RNC Chair Reince Preibus this evening went out of his way to prove that this is a far too generous. In an email entitled “Stop Obama’s Debt and Deficits,” he declares:
Obama’s [sic] racked up the three highest deficits in history and is scheduled to rack up the fourth this year.
In less than four years, President Obama has run up more than $5 trillion in debt, which is the most rapid increase in the debt under any U.S. President.
That is elephant shit.**
As I noted a couple of days ago, the “three highest deficits in history” (on an absolutely dollar basis, of course; no Republican currently in the party would admit that the largest percentage increase was under Ronald Wilson Reagan) include the fiscal year ending in September of 2009—the result of the Previous Administration’s final budget (which still holds the record in dollars, let alone inflation-adjusted terms, by at least $113B). That’s not just hoping for a “memory hole,” it’s outright prevarication. Lying, not to put too fine a point on it.
Even if we were stupid enough to believe that Barack Obama was responsible for the Previous Administration’s final budget—what, he did a Vulcan Mind Meld, simultaneously planting the idea that Starburst Palin should be the Veep pick?—the total for those three years of deficit is just over $4T. So where does the RNC get $5T, just under 25% higher?

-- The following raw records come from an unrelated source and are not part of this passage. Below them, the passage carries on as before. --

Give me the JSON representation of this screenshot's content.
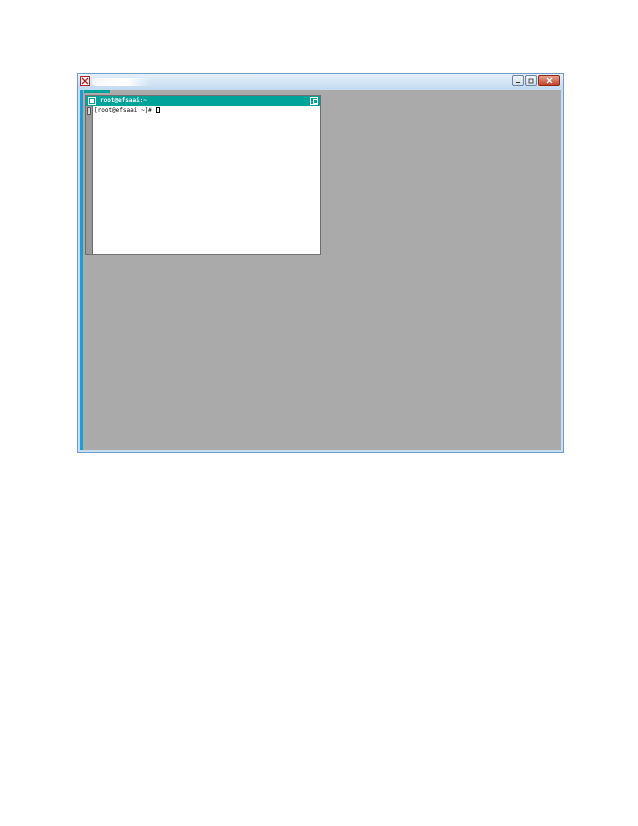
{
  "colors": {
    "window_frame": "#c9ddf0",
    "desktop_background": "#aaaaaa",
    "xterm_titlebar": "#00a39a",
    "close_button": "#c3432b"
  },
  "outer_window": {
    "app_icon": "x-logo-icon",
    "controls": {
      "minimize_icon": "minimize-icon",
      "maximize_icon": "maximize-icon",
      "close_icon": "close-icon"
    }
  },
  "xterm": {
    "title": "root@efsaai:~",
    "window_menu_icon": "window-menu-icon",
    "maximize_icon": "maximize-icon",
    "prompt": "[root@efsaai ~]# "
  }
}
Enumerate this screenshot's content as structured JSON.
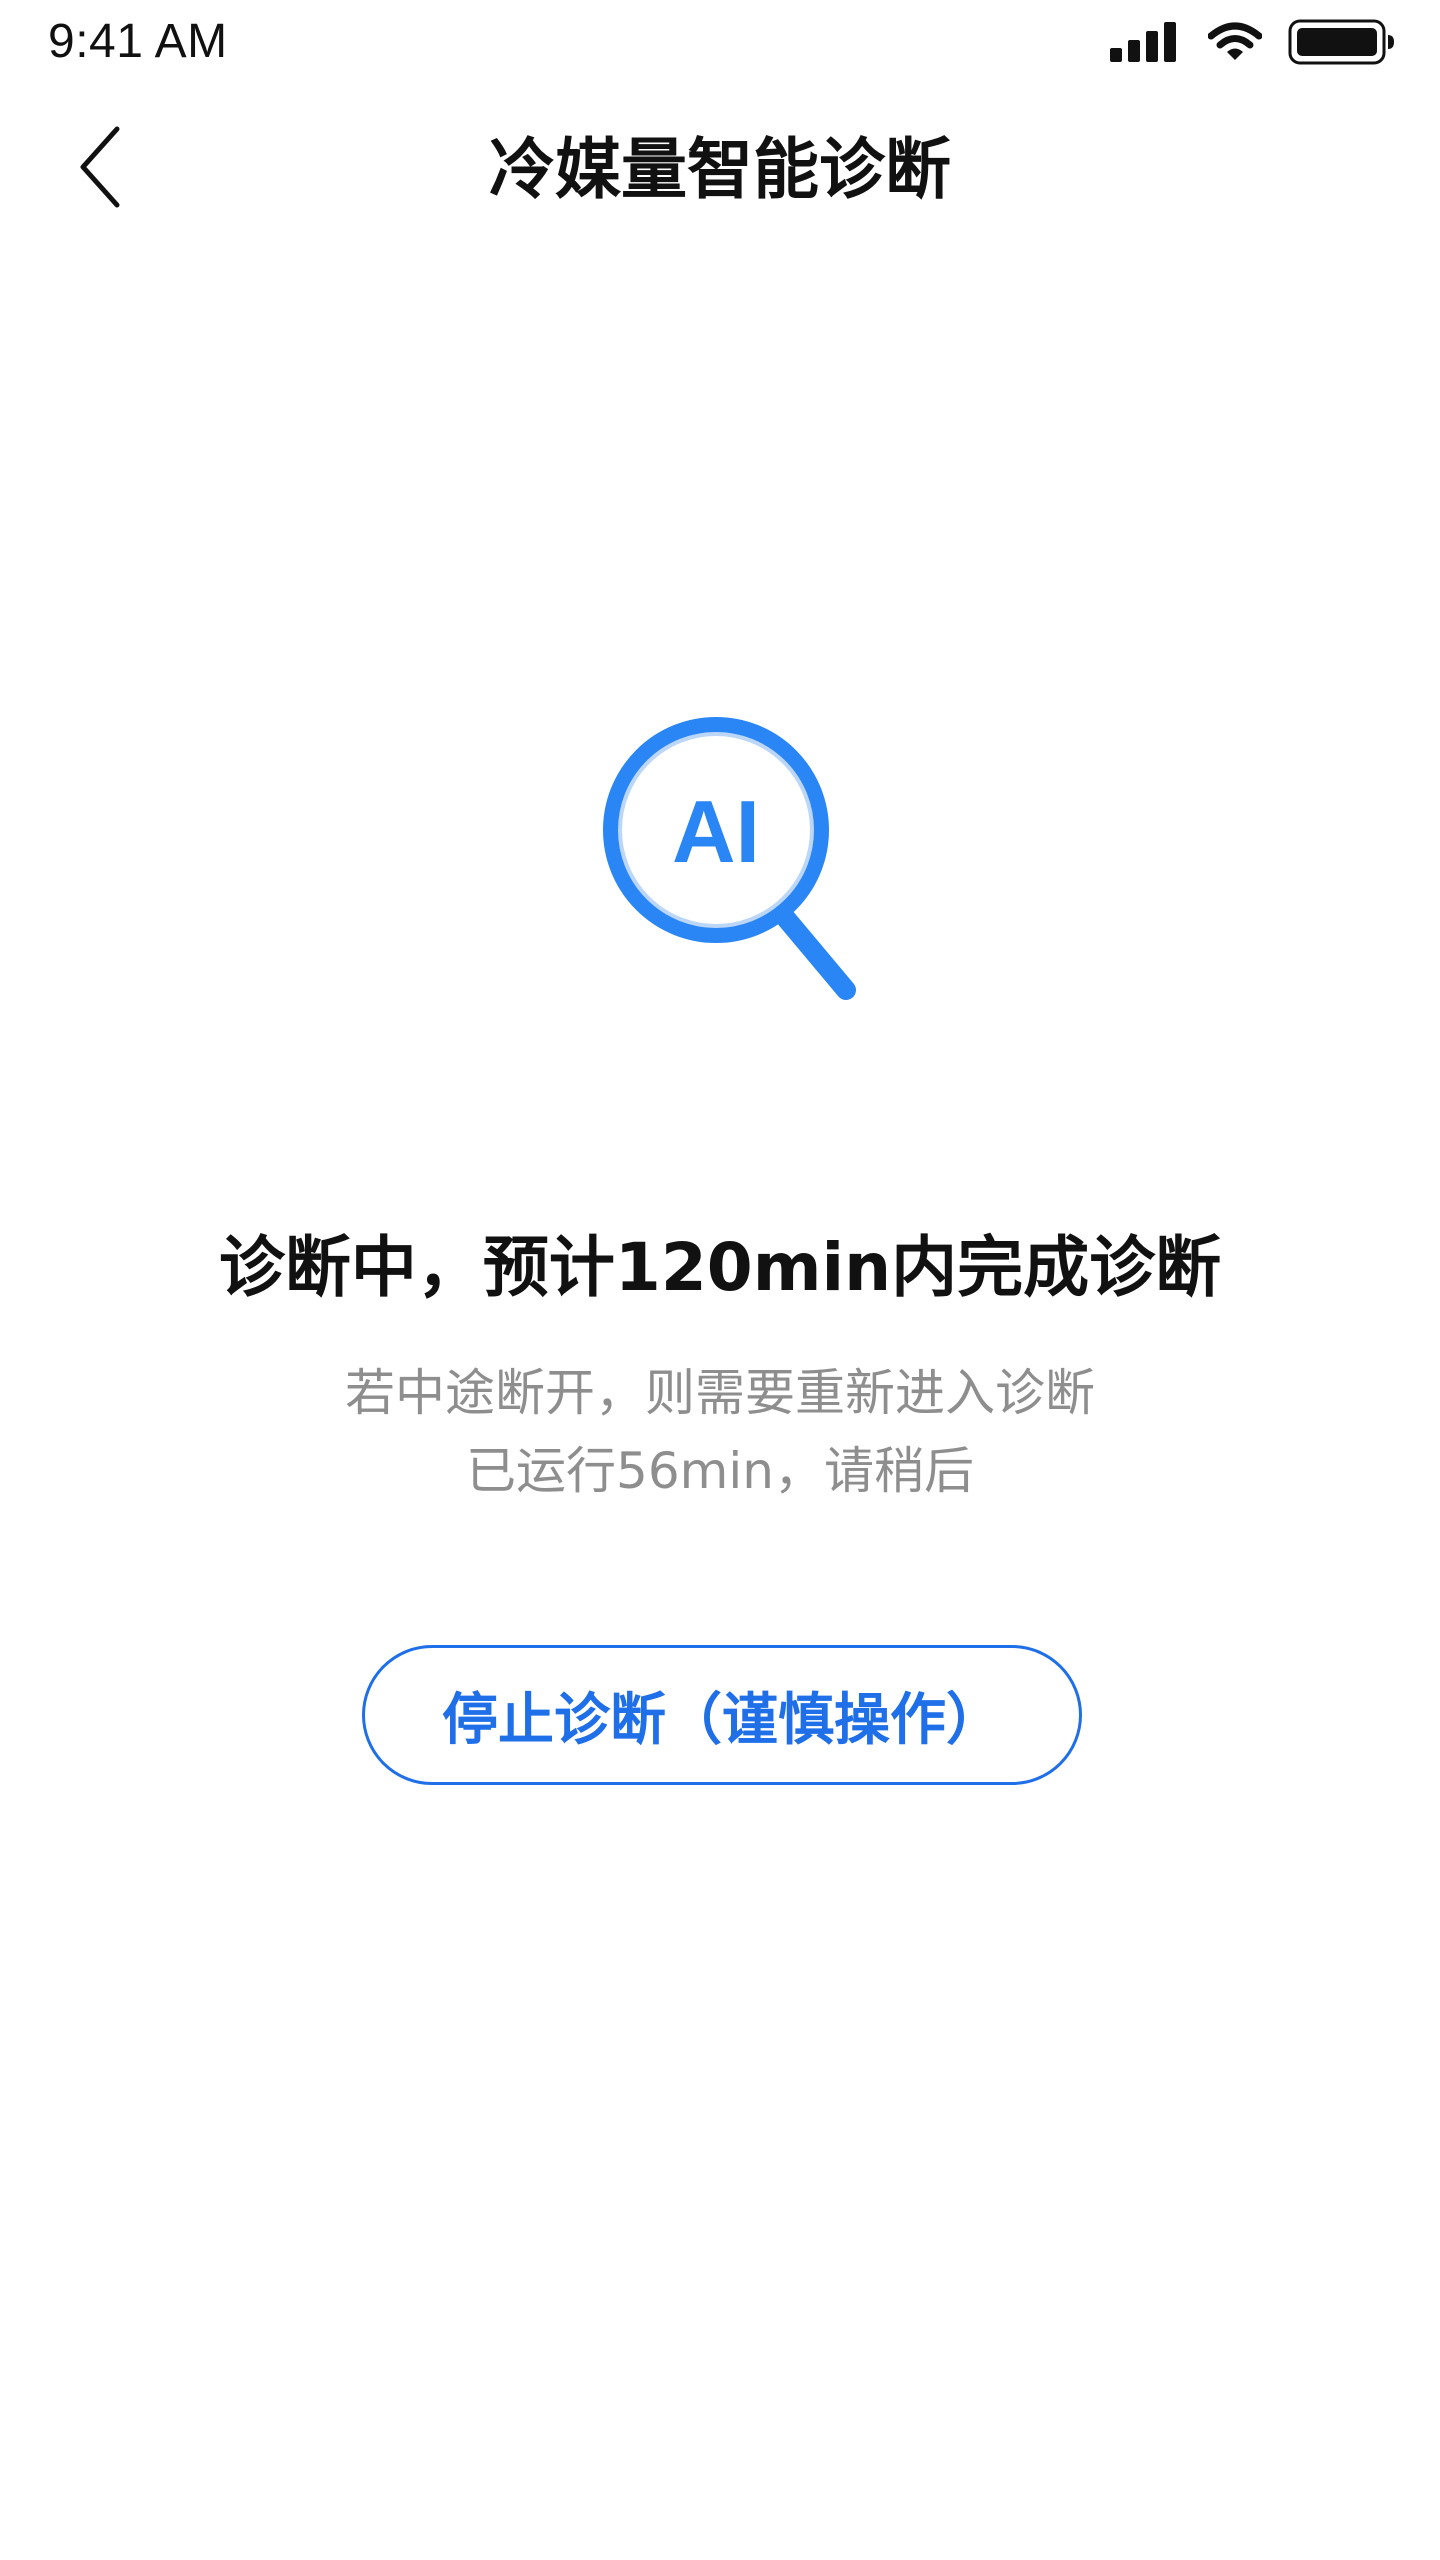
{
  "status_bar": {
    "time": "9:41 AM",
    "icons": [
      "signal-icon",
      "wifi-icon",
      "battery-icon"
    ],
    "battery_level": 0.85
  },
  "nav": {
    "back_icon": "chevron-left-icon",
    "title": "冷媒量智能诊断"
  },
  "illustration": {
    "icon": "magnifier-icon",
    "label": "AI"
  },
  "diagnosis": {
    "heading": "诊断中，预计120min内完成诊断",
    "desc_line1": "若中途断开，则需要重新进入诊断",
    "desc_line2": "已运行56min，请稍后"
  },
  "actions": {
    "stop_label": "停止诊断（谨慎操作）"
  },
  "colors": {
    "accent": "#1f6fe8",
    "icon_blue": "#2b86f5",
    "text_primary": "#111111",
    "text_secondary": "#8e8e8e",
    "background": "#ffffff"
  }
}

Well, again, we here in Dataland cannot answer that question. We can accurately state that Willard “My Name is
Julie Mitt” Romney has been saying for a while that the jobs lost for the January, 2009, report—the report of data taken the week of the 12th, before the inauguration, but apparently journalists are even stupider than economists, since even Sargent let that blatant falsehood slide recently—are all Obama’s fault.***
So let’s be Amazingly Generous. Let’s accept, just for argument’s sake, that the deficit for the month of January, 2009—a month in which the Previous Administration was in office more than 5/8ths of the time—should all be blamed on the Obama Administration, even though they have no control of the purse strings.
In short, let’s make the scenario as bad as possible for the Obama Administration, while remaining in Dataland. If we were pretending that Reince Preibus was an Andrew Sarris stand-in, my next line would be, “Well, I have the Monthly Treasury Statement right here…”

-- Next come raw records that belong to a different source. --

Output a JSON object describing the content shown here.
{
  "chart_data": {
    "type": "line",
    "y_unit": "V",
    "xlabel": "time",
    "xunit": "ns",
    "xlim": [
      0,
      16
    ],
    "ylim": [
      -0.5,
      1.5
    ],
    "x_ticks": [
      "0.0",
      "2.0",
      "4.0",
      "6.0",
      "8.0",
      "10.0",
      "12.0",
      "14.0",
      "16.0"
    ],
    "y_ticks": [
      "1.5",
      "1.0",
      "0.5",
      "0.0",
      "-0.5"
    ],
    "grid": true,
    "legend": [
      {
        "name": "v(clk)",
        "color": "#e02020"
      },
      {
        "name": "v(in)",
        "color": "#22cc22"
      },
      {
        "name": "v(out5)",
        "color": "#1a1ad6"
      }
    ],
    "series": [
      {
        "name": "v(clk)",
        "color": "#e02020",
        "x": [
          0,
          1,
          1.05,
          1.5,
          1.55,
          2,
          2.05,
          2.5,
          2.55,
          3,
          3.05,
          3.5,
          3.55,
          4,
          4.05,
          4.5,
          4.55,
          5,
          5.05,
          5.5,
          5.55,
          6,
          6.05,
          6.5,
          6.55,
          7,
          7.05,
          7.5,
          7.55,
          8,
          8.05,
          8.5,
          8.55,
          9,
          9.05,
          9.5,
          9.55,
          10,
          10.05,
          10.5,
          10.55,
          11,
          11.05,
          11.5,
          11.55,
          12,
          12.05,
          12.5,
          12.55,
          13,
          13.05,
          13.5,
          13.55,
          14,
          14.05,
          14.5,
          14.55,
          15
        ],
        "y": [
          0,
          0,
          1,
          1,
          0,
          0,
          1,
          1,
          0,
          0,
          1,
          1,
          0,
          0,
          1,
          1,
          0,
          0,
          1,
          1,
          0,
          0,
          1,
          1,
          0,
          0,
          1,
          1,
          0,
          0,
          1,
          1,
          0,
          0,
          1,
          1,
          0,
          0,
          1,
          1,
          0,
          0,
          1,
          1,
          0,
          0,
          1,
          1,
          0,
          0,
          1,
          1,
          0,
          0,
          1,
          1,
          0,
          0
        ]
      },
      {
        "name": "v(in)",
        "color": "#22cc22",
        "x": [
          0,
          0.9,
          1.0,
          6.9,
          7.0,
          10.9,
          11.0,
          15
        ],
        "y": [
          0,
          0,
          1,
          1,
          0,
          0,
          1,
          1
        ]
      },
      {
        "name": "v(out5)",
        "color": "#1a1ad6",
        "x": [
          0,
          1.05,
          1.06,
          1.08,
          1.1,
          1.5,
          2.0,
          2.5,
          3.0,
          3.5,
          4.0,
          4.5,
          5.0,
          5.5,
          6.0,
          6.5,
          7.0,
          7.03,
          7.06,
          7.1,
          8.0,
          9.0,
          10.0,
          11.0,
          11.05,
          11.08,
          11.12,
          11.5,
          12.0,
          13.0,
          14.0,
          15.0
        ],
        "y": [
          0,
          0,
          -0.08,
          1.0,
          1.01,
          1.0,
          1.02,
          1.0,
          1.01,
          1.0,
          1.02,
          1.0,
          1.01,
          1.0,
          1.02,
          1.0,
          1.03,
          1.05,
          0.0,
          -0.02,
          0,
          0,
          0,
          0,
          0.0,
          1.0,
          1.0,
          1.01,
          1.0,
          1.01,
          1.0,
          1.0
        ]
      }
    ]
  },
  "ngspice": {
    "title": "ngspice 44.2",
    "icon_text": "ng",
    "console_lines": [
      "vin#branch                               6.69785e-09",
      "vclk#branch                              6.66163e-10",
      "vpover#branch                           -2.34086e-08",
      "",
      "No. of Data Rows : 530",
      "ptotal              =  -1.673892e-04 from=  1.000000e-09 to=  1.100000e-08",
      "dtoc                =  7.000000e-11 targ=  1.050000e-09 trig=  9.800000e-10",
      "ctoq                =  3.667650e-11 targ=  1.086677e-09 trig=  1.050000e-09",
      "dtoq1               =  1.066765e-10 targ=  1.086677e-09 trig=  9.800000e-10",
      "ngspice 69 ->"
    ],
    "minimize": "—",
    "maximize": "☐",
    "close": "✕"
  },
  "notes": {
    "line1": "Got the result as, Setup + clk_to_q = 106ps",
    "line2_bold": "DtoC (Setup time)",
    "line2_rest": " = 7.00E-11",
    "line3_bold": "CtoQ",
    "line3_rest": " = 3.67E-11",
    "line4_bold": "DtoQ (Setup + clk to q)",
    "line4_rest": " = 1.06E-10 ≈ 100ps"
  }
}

For the time period from January, 2009 to April, 2012, inclusive, the total deficit is just under $4.4T.**** Yet Reince Preibus emails us that “President Obama has run up more than $5 trillion in debt.”
If he really is that innumerate, then I have only one thing to say: Reince, buddy, it took me less than five minutes to find out that your email was bollocks. You need to hire me (or someone like me). Today.
Otherwise, even Greg Sargent will have to admit that Mitt Romney isn’t just lying; he’s Following Orders to Lie.
*For which, far too often, Ezra Klein will be credited.
**I considered “horse” or “bull,” but the magnitude is at least in the “what, and quit show business” range.
***That the Party that claims that the 2001 recession—which began in March—was not their Administration’s fault has a standard bearer who declares that the layoffs the month before the following Administration took office are also Not Their Fault would win the Chutzpah Award if there were still journalism being practiced by another other than Jon Stewart and Stephen Colbert.
****By the way, Februarys have been especially ugly since 2002. If I any econometrician wants to look for when the Seasonal Adjustment formula went wrong, that might be a good place to start.